Department of Medicine

The MacLean Center faculty have published books and scholarly peer-reviewed articles on a wide range of ethical issues. Dr. Mark Siegler, director of the MacLean Center, was one of the first physician-ethicists to write on clinical medical ethics and has held a career-long clinical and research interest in the doctor-patient relationship. Dr. Siegler has also published widely on end-of-life issues, organ transplantation, ethical aspects of medical and surgical innovation, and on the ethics of clinical research. Other faculty members have published prolifically on subjects such as research ethics, medical futility, pediatric outcomes, genetics, and transplantation ethics, among many others.

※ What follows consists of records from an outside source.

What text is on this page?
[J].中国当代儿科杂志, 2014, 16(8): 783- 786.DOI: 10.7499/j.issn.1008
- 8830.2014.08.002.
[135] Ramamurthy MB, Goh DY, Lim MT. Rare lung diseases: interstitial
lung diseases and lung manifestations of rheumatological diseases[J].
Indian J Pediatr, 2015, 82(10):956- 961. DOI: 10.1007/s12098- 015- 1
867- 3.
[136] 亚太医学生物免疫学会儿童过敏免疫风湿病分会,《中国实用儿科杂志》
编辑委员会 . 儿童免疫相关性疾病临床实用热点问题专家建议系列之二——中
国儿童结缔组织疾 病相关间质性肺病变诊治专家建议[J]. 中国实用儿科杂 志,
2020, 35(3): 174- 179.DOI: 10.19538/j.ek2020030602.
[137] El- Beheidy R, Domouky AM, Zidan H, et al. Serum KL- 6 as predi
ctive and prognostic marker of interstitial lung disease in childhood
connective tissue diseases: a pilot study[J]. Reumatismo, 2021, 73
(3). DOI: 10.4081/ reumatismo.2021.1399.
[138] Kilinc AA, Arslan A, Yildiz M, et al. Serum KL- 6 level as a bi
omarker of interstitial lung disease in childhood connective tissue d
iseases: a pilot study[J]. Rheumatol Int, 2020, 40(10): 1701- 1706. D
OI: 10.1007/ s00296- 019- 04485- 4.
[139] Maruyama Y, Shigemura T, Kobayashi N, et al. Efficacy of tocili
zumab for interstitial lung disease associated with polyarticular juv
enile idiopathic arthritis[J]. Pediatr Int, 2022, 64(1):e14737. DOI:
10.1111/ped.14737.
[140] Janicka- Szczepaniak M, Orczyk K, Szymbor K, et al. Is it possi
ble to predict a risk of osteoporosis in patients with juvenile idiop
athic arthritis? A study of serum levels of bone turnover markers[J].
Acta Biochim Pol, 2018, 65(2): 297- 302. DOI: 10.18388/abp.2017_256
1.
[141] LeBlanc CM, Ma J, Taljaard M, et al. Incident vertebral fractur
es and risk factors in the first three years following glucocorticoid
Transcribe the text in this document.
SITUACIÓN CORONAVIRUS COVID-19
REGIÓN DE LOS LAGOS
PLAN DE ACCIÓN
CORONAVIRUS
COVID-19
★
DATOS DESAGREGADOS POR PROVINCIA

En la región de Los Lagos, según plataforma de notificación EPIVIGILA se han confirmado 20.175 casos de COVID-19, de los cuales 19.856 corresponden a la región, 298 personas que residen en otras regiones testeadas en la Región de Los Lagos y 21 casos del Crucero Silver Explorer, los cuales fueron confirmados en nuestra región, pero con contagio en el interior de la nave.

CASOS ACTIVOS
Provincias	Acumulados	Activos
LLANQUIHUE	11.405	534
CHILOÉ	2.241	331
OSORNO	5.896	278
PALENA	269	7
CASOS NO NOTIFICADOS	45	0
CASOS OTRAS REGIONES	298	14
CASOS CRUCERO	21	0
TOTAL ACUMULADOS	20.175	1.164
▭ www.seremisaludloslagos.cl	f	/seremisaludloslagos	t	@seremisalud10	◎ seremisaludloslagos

Because of the number of practicing physicians on the faculty, MacLean research has always been on the cutting edge of both medicine and ethics, with ethical research proceeding in tandem with medical advances. For instance, the MacLean Center was involved in the introduction of pediatric live-donor liver transplantation in 1989. This novel procedure held therapeutic promise but also raised complex ethical questions about medical innovation, risk/benefit balancing, and informed consent. The MacLean Center worked with transplant experts at the University of Chicago to review the ethical issues, publish protocols, and encourage professional discussion of the procedure before it was first performed on a patient.

The MacLean Center’s fellowship program has trained physicians and other professionals since 1984, providing current and future researchers with a solid foundation in clinical ethics.